After a little longer, they managed to get my temperature down by a couple degrees and decided it was safe to send me home. They asked me if I wanted to go home, and my first thought was that I didn’t want to get in trouble with the trainers! Silly, when having to call ambulances is a semi-regular part of training. Hey, I didn’t claim that I was able to think real well in that state! They told the boyfriend to pull the car up right next to the stadium entrance and come back up, then they’d wheel me out in their wheelchair and we could go home.
So he does this. Now, all this time I’ve been in the stair chair, which is kind of like some sort of summer folding chair but with wheels on the back feet, so it can be backed up the stairs. So we have to transfer me to the wheelchair, and if the wheelchair is in the room, there’s no room for Hudson!

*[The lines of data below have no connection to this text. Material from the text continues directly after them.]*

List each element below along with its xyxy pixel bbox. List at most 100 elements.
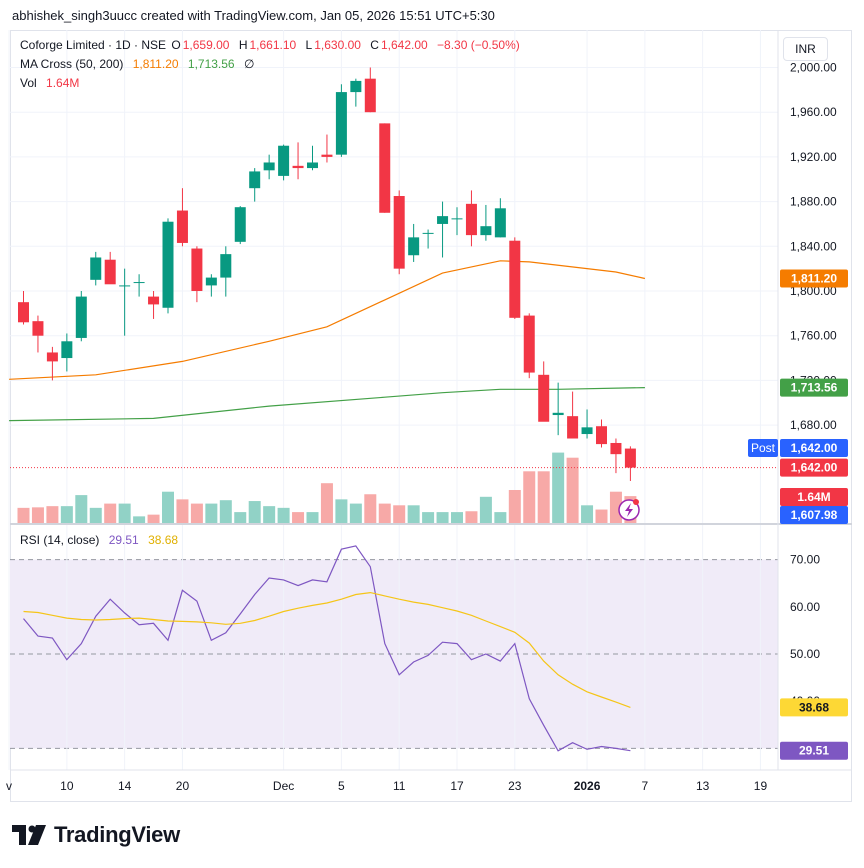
time-tick-label: 19 bbox=[754, 779, 768, 793]
volume-bar bbox=[205, 503, 218, 524]
candles bbox=[18, 67, 636, 481]
ma50-price-tag: 1,811.20 bbox=[791, 271, 837, 285]
high-value: 1,661.10 bbox=[249, 38, 297, 52]
volume-bar bbox=[162, 491, 174, 524]
post-label: Post bbox=[751, 441, 776, 455]
candle-body bbox=[538, 374, 550, 422]
volume-bar bbox=[407, 505, 420, 524]
candle-body bbox=[567, 416, 579, 439]
time-tick-label: 7 bbox=[642, 779, 649, 793]
candle-body bbox=[307, 162, 318, 169]
rsi-ma-value: 38.68 bbox=[148, 533, 179, 547]
tradingview-logo[interactable]: TradingView bbox=[12, 822, 180, 848]
candle-body bbox=[422, 232, 434, 234]
volume-bar bbox=[595, 509, 608, 524]
symbol-legend: Coforge Limited · 1D · NSE O 1,659.00 H 1,… bbox=[20, 38, 522, 52]
volume-bar bbox=[364, 494, 377, 524]
vol-label[interactable]: Vol bbox=[20, 76, 37, 90]
candle-body bbox=[234, 207, 246, 242]
volume-bar bbox=[176, 499, 189, 524]
candle-body bbox=[104, 259, 116, 285]
volume-bar bbox=[552, 452, 565, 524]
price-tick-label: 1,920.00 bbox=[790, 150, 837, 164]
volume-bar bbox=[335, 499, 348, 524]
price-tags: 1,811.20 1,713.56 1,642.00 Post 1,642.00 1.64… bbox=[748, 269, 848, 760]
rsi-tick-label: 50.00 bbox=[790, 647, 820, 661]
volume-bar bbox=[118, 503, 131, 524]
volume-bars bbox=[17, 452, 637, 524]
candle-body bbox=[18, 302, 29, 323]
candle-body bbox=[393, 196, 405, 269]
volume-bar bbox=[609, 491, 622, 524]
bolt-icon[interactable] bbox=[618, 499, 640, 521]
time-tick-label: 17 bbox=[450, 779, 464, 793]
candle-body bbox=[451, 218, 463, 220]
volume-bar bbox=[147, 514, 160, 524]
post-price-tag: 1,642.00 bbox=[791, 441, 838, 455]
volume-bar bbox=[75, 495, 88, 524]
candle-body bbox=[624, 448, 636, 468]
time-tick-label: 11 bbox=[393, 779, 406, 793]
volume-bar bbox=[393, 505, 406, 524]
post-label-bg bbox=[748, 439, 778, 457]
candle-body bbox=[509, 240, 521, 318]
tradingview-logo-icon bbox=[12, 825, 46, 845]
candle-body bbox=[494, 208, 506, 238]
volume-bar bbox=[523, 471, 536, 524]
rsi-label[interactable]: RSI (14, close) bbox=[20, 533, 100, 547]
candle-body bbox=[119, 285, 131, 287]
volume-bar bbox=[104, 503, 117, 524]
volume-bar bbox=[31, 507, 44, 524]
candle-body bbox=[148, 296, 160, 305]
low-value: 1,630.00 bbox=[314, 38, 361, 52]
candle-body bbox=[205, 277, 217, 286]
close-label: C bbox=[370, 38, 379, 52]
candle-body bbox=[335, 92, 347, 155]
volume-bar bbox=[566, 457, 579, 524]
rsi-tick-label: 60.00 bbox=[790, 600, 820, 614]
time-tick-label: 14 bbox=[118, 779, 132, 793]
volume-bar bbox=[46, 506, 59, 524]
ma50-price-tag-bg bbox=[780, 269, 848, 288]
time-tick-label: 23 bbox=[508, 779, 522, 793]
rsi-ma-tag-bg bbox=[780, 698, 848, 717]
volume-bar bbox=[508, 490, 521, 524]
price-tick-label: 1,760.00 bbox=[790, 329, 837, 343]
ma-legend: MA Cross (50, 200) 1,811.20 1,713.56 ∅ bbox=[20, 57, 256, 71]
ma-label[interactable]: MA Cross (50, 200) bbox=[20, 57, 124, 71]
candle-body bbox=[350, 80, 362, 93]
volume-bar bbox=[451, 512, 463, 524]
time-axis: v 10 14 20 Dec 5 11 17 23 2026 7 13 19 bbox=[6, 779, 767, 793]
symbol-label[interactable]: Coforge Limited · 1D · NSE bbox=[20, 38, 167, 52]
volume-bar bbox=[234, 512, 247, 524]
time-tick-label: v bbox=[6, 779, 12, 793]
candle-body bbox=[263, 162, 275, 171]
time-tick-label: 2026 bbox=[574, 779, 601, 793]
vol-value: 1.64M bbox=[46, 76, 80, 90]
volume-bar bbox=[248, 501, 261, 524]
candle-body bbox=[75, 296, 87, 338]
rsi-ma-tag: 38.68 bbox=[799, 700, 829, 714]
candle-body bbox=[278, 145, 290, 176]
ma200-value: 1,713.56 bbox=[187, 57, 235, 71]
candle-body bbox=[552, 412, 564, 416]
candle-body bbox=[596, 426, 607, 445]
ma50-line bbox=[9, 260, 646, 380]
post-price-tag-bg bbox=[780, 439, 848, 457]
time-tick-label: 13 bbox=[696, 779, 710, 793]
time-tick-label: 10 bbox=[60, 779, 74, 793]
price-axis: 1,680.001,720.001,760.001,800.001,840.00… bbox=[790, 61, 837, 756]
candle-body bbox=[379, 123, 391, 213]
volume-bar bbox=[378, 503, 391, 524]
ma200-line bbox=[9, 387, 645, 422]
volume-ma-tag-bg bbox=[780, 506, 848, 524]
chart-frame[interactable] bbox=[10, 30, 852, 802]
currency-button[interactable]: INR bbox=[783, 37, 828, 61]
volume-bar bbox=[537, 471, 550, 524]
volume-bar bbox=[190, 503, 203, 524]
volume-tag-bg bbox=[780, 488, 848, 506]
volume-bar bbox=[263, 506, 276, 524]
rsi-line bbox=[23, 545, 631, 752]
volume-bar bbox=[422, 512, 435, 524]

Poor boy got handed outside to the little room and be held by the EMT’s wife while they got me set up. Because they weren’t used to handling a service dog plus a wheelchair going in and out of their little tiny elevator, I let his wife take Hudson again.
They sent me off with ice packs to keep me cold on the ride home. My theory that I wasn’t dehydrated must have been true, because a few minutes out from the station, I REALLY had to pee! We got off the freeway in the middle of nowhere at a stop that said they had food and fuel. Well, one gas station didn’t have a public bathroom, and the other one, someone had locked the key in the bathroom! Desperate, we went into a place whose sign said it was a tavern. I figured the boyfriend could order some fries to go, so we’d at least be sort of patrons. No dice! He ended up buying a 6-pack of beer to take home.

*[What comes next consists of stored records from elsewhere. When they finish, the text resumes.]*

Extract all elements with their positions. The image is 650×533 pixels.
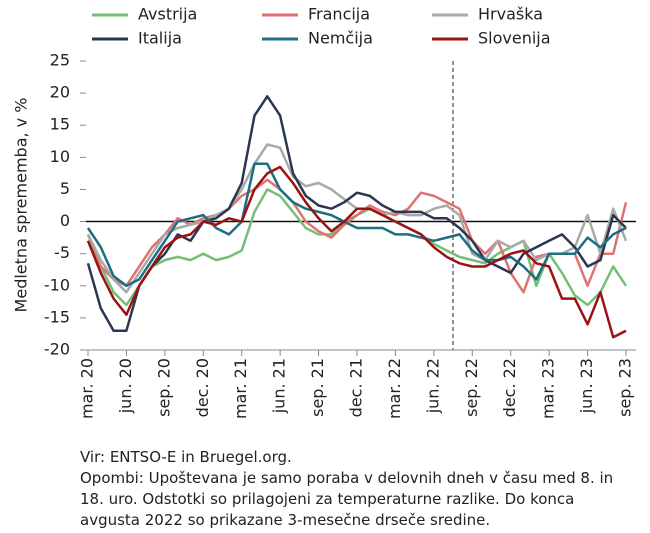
note-line: Vir: ENTSO-E in Bruegel.org. [80, 448, 292, 466]
y-tick-label: 5 [60, 179, 70, 198]
y-tick-label: -5 [54, 243, 70, 262]
note-line: Opombi: Upoštevana je samo poraba v delo… [80, 469, 614, 487]
chart: Medletna sprememba, v % -20 -15 -10 -5 0 5 10 1… [12, 5, 636, 419]
x-tick-label: dec. 22 [500, 358, 519, 417]
x-tick-label: jun. 23 [577, 358, 596, 414]
series-line [86, 95, 627, 332]
notes: Vir: ENTSO-E in Bruegel.org. Opombi: Upoš… [80, 447, 640, 531]
x-tick-label: dec. 20 [193, 358, 212, 417]
legend-label: Slovenija [478, 29, 551, 48]
x-tick-label: sep. 20 [154, 358, 173, 417]
legend-label: Italija [138, 29, 182, 48]
note-line: avgusta 2022 so prikazane 3-mesečne drse… [80, 511, 491, 529]
x-tick-label: sep. 23 [616, 358, 635, 417]
y-tick-label: 10 [50, 147, 70, 166]
x-tick-label: mar. 22 [385, 358, 404, 419]
x-tick-label: jun. 22 [423, 358, 442, 414]
legend-label: Hrvaška [478, 5, 543, 24]
y-tick-label: -20 [44, 340, 70, 359]
x-tick-label: mar. 21 [231, 358, 250, 419]
y-tick-label: -15 [44, 307, 70, 326]
x-tick-label: mar. 20 [78, 358, 97, 419]
y-tick-label: 20 [50, 83, 70, 102]
x-tick-label: sep. 21 [308, 358, 327, 417]
y-tick-label: 15 [50, 115, 70, 134]
x-tick-label: sep. 22 [462, 358, 481, 417]
note-line: 18. uro. Odstotki so prilagojeni za temp… [80, 490, 575, 508]
legend-label: Nemčija [308, 29, 373, 48]
series-line [86, 165, 627, 339]
x-tick-label: jun. 21 [270, 358, 289, 414]
y-tick-label: 0 [60, 211, 70, 230]
y-tick-label: -10 [44, 275, 70, 294]
x-tick-label: mar. 23 [539, 358, 558, 419]
series-line [86, 162, 627, 288]
series-line [86, 178, 628, 294]
legend-label: Avstrija [138, 5, 197, 24]
x-tick-label: jun. 20 [116, 358, 135, 414]
x-tick-label: dec. 21 [347, 358, 366, 417]
y-axis-label: Medletna sprememba, v % [12, 98, 31, 313]
legend-label: Francija [308, 5, 370, 24]
y-tick-label: 25 [50, 51, 70, 70]
series-line [86, 143, 628, 294]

I went into the ladies’ room only to discover that they didn’t have a handicapped accessible stall! And the doors swung inwards on both of the stalls, so there was no way I was squeezing a dog in there with me. Hudson was supposed to wait outside, but he decided he wanted to follow me, and then plonked himself down on the floor. At least it looked clean. I had to put the handle on his harness down flat so I could close the door, and it was juuuuust barely enough space.
Well, we made it home eventually. I was hit hard enough that I didn’t make it to the class I was supposed to be at today. You see, this kind of crash takes a day or two to recover from. Don’t worry, I don’t have much planned for tomorrow – a trip to my physical therapist and maybe sending my aide out to acquire a few groceries.

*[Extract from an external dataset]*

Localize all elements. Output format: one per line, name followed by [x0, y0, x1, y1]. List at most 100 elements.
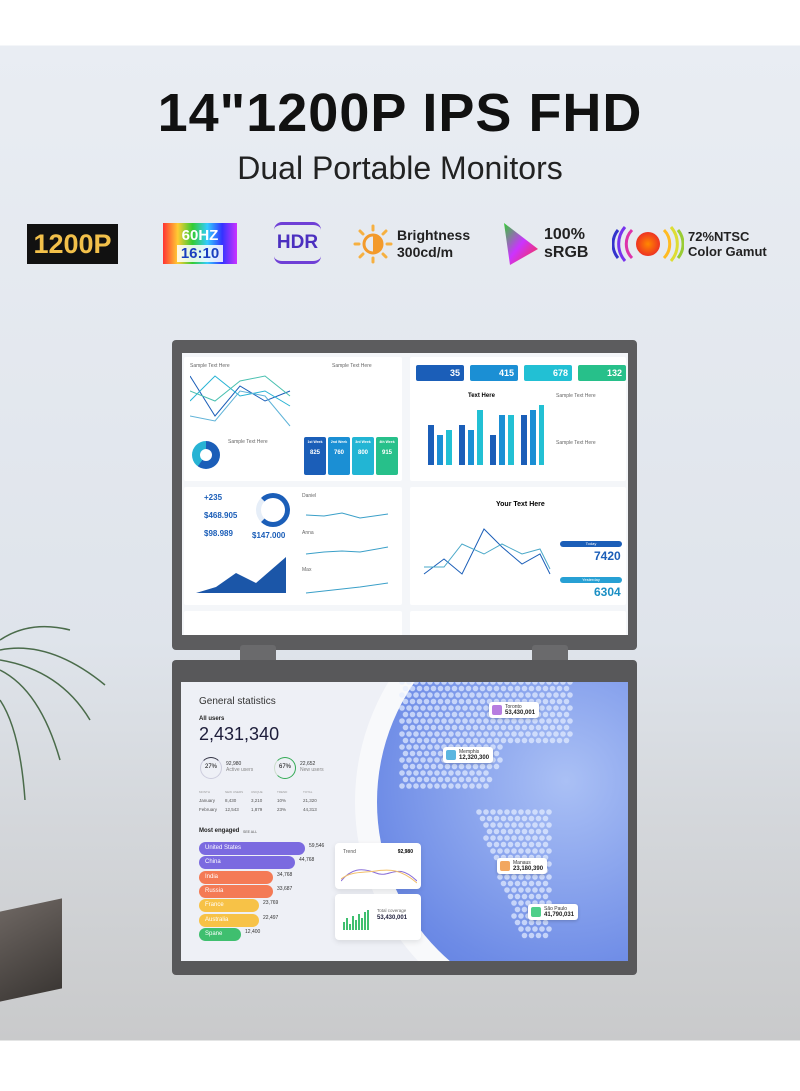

One bit of good may have come out of this – the EMT and his wife would like to donate a couple of puppies out of their litter, once they have it! I don’t know how that will work out, but if there do end up being two more service dogs (or home companion dogs, which are basically service dogs but only inside of someone’s house) because of this, well, I guess I won’t take it too hard.
And Hudson? Well, Hudson thought it was all a grand adventure, because he got petted by the EMT and his wife, so he made new friends.